Monday, November 22, 2010

Cyclocross puzzle

Sunday, as I was huffing into mile 12 or so of my "really somewhat epic" 18 mile round trip ride, just coming up the hill near the lake, I hear the tinny voice through the megaphone: "...elite men coming up next!" A little further and I see cars with bike racks, flags, and pop up canopies-there's one that says Shimano, is it a fishing tournament? No! It's my first sighting of a "Cross." No, not that; I mean, public property and everything, but it's a race, not a...cross. It's a bunch of guys who look like roadies riding really swell looking bikes-al carbon frames and everything-and I must say, somewhat slowly, around a dirt track meandering along a section of open space within the confines of the lake property, the trail marked by thin wooden stakes with bits of surveyors tape knotted on at the top. Unless I'm wrong, like if the surveyors tape is to frighten birds away, this is what they refer to as a Cyclocross Race. But it doesn't look like much of a race, I mean, they're riding so slow, why is that?
When I was 12-13-14 years of age, all of my friends and I would ride-and I mean ride-everywhere, as fast as our legs would take us. Dirt tracks, sidewalks, homemade jumps, small hills, big hills, we'd ride from the flatlands in town up into Bel Air-and I mean up-down Mulholland Drive and back down Roscomare or Beverly Glen or Sepulveda. We covered a lot of ground in a day, we worked hard at it.
So when, a few decades later, as I'm just trying to keep the E in epic, and I come across these dudes chugging along like Shetland ponies tethered one to another at the carnival, well, it's just not very impressive.
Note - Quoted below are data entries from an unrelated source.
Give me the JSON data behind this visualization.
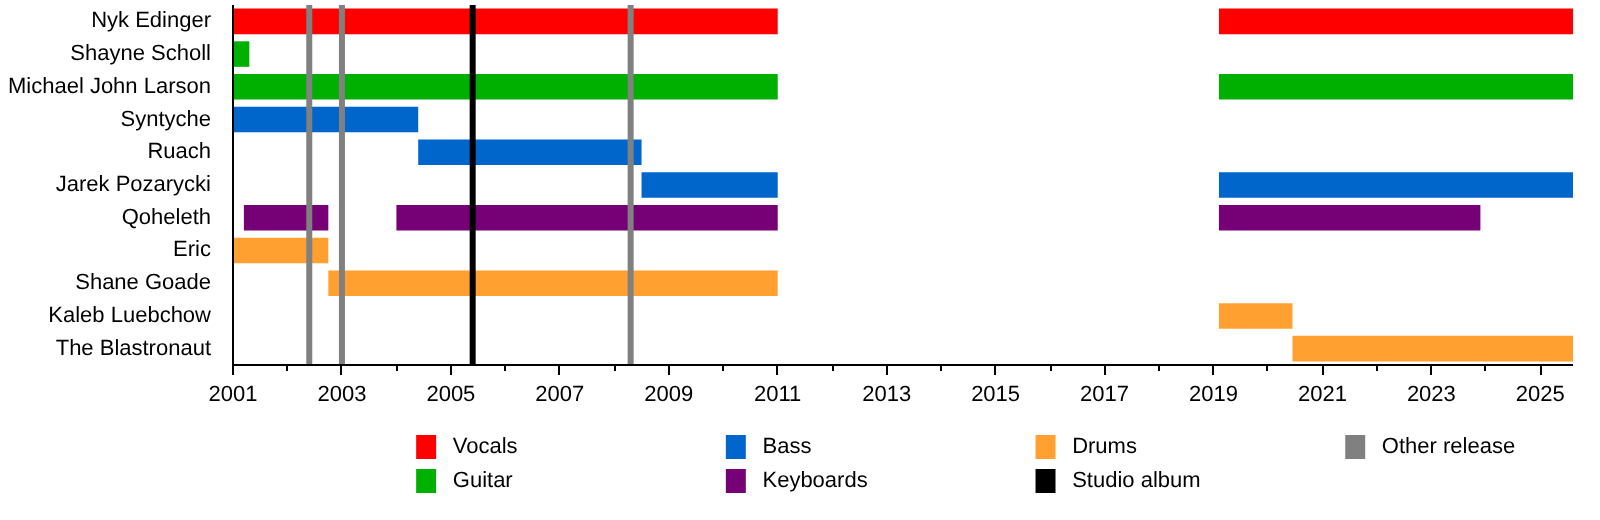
{
  "chart_data": {
    "type": "bar",
    "orientation": "horizontal",
    "categories": [
      "Nyk Edinger",
      "Shayne Scholl",
      "Michael John Larson",
      "Syntyche",
      "Ruach",
      "Jarek Pozarycki",
      "Qoheleth",
      "Eric",
      "Shane Goade",
      "Kaleb Luebchow",
      "The Blastronaut"
    ],
    "series": [
      {
        "name": "Vocals",
        "color": "#ff0000",
        "base": [
          2001,
          null,
          null,
          null,
          null,
          null,
          null,
          null,
          null,
          null,
          null
        ],
        "values": [
          10.0,
          null,
          null,
          null,
          null,
          null,
          null,
          null,
          null,
          null,
          null
        ]
      },
      {
        "color": "#ff0000",
        "base": [
          2019.1,
          null,
          null,
          null,
          null,
          null,
          null,
          null,
          null,
          null,
          null
        ],
        "values": [
          6.5,
          null,
          null,
          null,
          null,
          null,
          null,
          null,
          null,
          null,
          null
        ]
      },
      {
        "name": "Guitar",
        "color": "#00b000",
        "base": [
          null,
          2001,
          2001,
          null,
          null,
          null,
          null,
          null,
          null,
          null,
          null
        ],
        "values": [
          null,
          0.3,
          10.0,
          null,
          null,
          null,
          null,
          null,
          null,
          null,
          null
        ]
      },
      {
        "color": "#00b000",
        "base": [
          null,
          null,
          2019.1,
          null,
          null,
          null,
          null,
          null,
          null,
          null,
          null
        ],
        "values": [
          null,
          null,
          6.5,
          null,
          null,
          null,
          null,
          null,
          null,
          null,
          null
        ]
      },
      {
        "name": "Bass",
        "color": "#0066cc",
        "base": [
          null,
          null,
          null,
          2001,
          2004.4,
          2008.5,
          null,
          null,
          null,
          null,
          null
        ],
        "values": [
          null,
          null,
          null,
          3.4,
          4.1,
          2.5,
          null,
          null,
          null,
          null,
          null
        ]
      },
      {
        "color": "#0066cc",
        "base": [
          null,
          null,
          null,
          null,
          null,
          2019.1,
          null,
          null,
          null,
          null,
          null
        ],
        "values": [
          null,
          null,
          null,
          null,
          null,
          6.5,
          null,
          null,
          null,
          null,
          null
        ]
      },
      {
        "name": "Keyboards",
        "color": "#760076",
        "base": [
          null,
          null,
          null,
          null,
          null,
          null,
          2001.2,
          null,
          null,
          null,
          null
        ],
        "values": [
          null,
          null,
          null,
          null,
          null,
          null,
          1.55,
          null,
          null,
          null,
          null
        ]
      },
      {
        "color": "#760076",
        "base": [
          null,
          null,
          null,
          null,
          null,
          null,
          2004.0,
          null,
          null,
          null,
          null
        ],
        "values": [
          null,
          null,
          null,
          null,
          null,
          null,
          7.0,
          null,
          null,
          null,
          null
        ]
      },
      {
        "color": "#760076",
        "base": [
          null,
          null,
          null,
          null,
          null,
          null,
          2019.1,
          null,
          null,
          null,
          null
        ],
        "values": [
          null,
          null,
          null,
          null,
          null,
          null,
          4.8,
          null,
          null,
          null,
          null
        ]
      },
      {
        "name": "Drums",
        "color": "#ffa030",
        "base": [
          null,
          null,
          null,
          null,
          null,
          null,
          null,
          2001,
          2002.75,
          2019.1,
          2020.45
        ],
        "values": [
          null,
          null,
          null,
          null,
          null,
          null,
          null,
          1.75,
          8.25,
          1.35,
          5.15
        ]
      }
    ],
    "ref_lines": [
      {
        "axis": "x",
        "value": 2005.4,
        "label": "Studio album",
        "color": "#000000"
      },
      {
        "axis": "x",
        "value": 2002.4,
        "label": "Other release",
        "color": "#808080"
      },
      {
        "axis": "x",
        "value": 2003.0,
        "label": null,
        "color": "#808080"
      },
      {
        "axis": "x",
        "value": 2008.3,
        "label": null,
        "color": "#808080"
      }
    ],
    "xlim": [
      2001,
      2025.6
    ],
    "xticks": [
      2001,
      {
        "value": 2002,
        "label": null
      },
      2003,
      {
        "value": 2004,
        "label": null
      },
      2005,
      {
        "value": 2006,
        "label": null
      },
      2007,
      {
        "value": 2008,
        "label": null
      },
      2009,
      {
        "value": 2010,
        "label": null
      },
      2011,
      {
        "value": 2012,
        "label": null
      },
      2013,
      {
        "value": 2014,
        "label": null
      },
      2015,
      {
        "value": 2016,
        "label": null
      },
      2017,
      {
        "value": 2018,
        "label": null
      },
      2019,
      {
        "value": 2020,
        "label": null
      },
      2021,
      {
        "value": 2022,
        "label": null
      },
      2023,
      {
        "value": 2024,
        "label": null
      },
      2025
    ],
    "grid": false,
    "legend": "bottom"
  }
}
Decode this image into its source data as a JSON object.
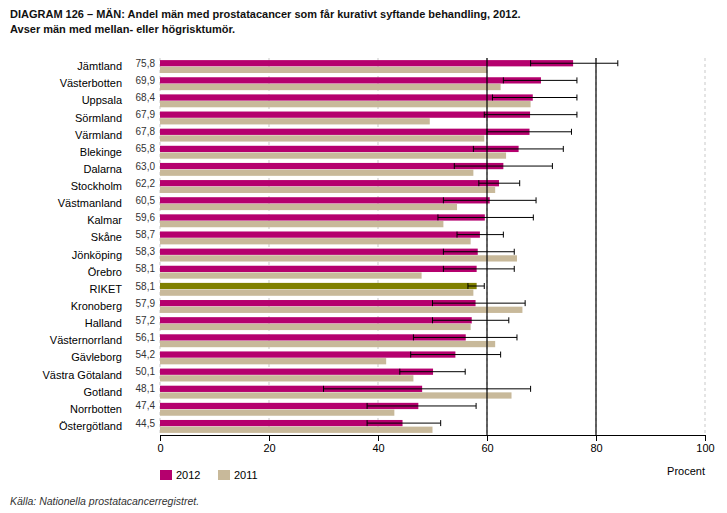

Will somebody please tell me what I'm missing? I have respect for anything bicycling that anybody wants to do, don't get me wrong. I just don't get it. Beefing up an otherwise fine road bike-and rider-tossing some mtb stop you now rocks and all brakes on it, along with some knobbies and call it ..what? Slow riding on a road bike in the dirt? Wouldn't you just use a real mountain bike for that? Wouldn't it be faster?

Tuesday, November 16, 2010

Keith Richards; Living Life

Keith Richards' memoir "Life" was published recently, and despite a sense of "here we go again, another dip in the Look at Me, I'm a Celebrity" pool, I took a look.  It turns out that that what Richards has crafted, along with his writer pal James Fox, is a life story so compelling and readable, so loaded with swagger and sureness of place, I was really quite surprised. It turns out that Keith is not just another too big for his britches star type, and he's not one to miss the nuance and texture of day to day life. His memory is-apparently-very good, and the stories he relates, and the sensitivity he shows to the times and to the individual players, is remarkable given our (my?) natural tendency to dismiss those with massive notoriety. He goes deep here, like someone trying to set a few things straight. A great read, and the audiobook is read partly by Johnny Depp, and part by a Brit whose name is name is Joe Hurley, Keith himself reads a bit, too. Very worthwhile, whether you have a strong interest in the Rolling Stones, or were just alive and recall the time a little, it's great stuff.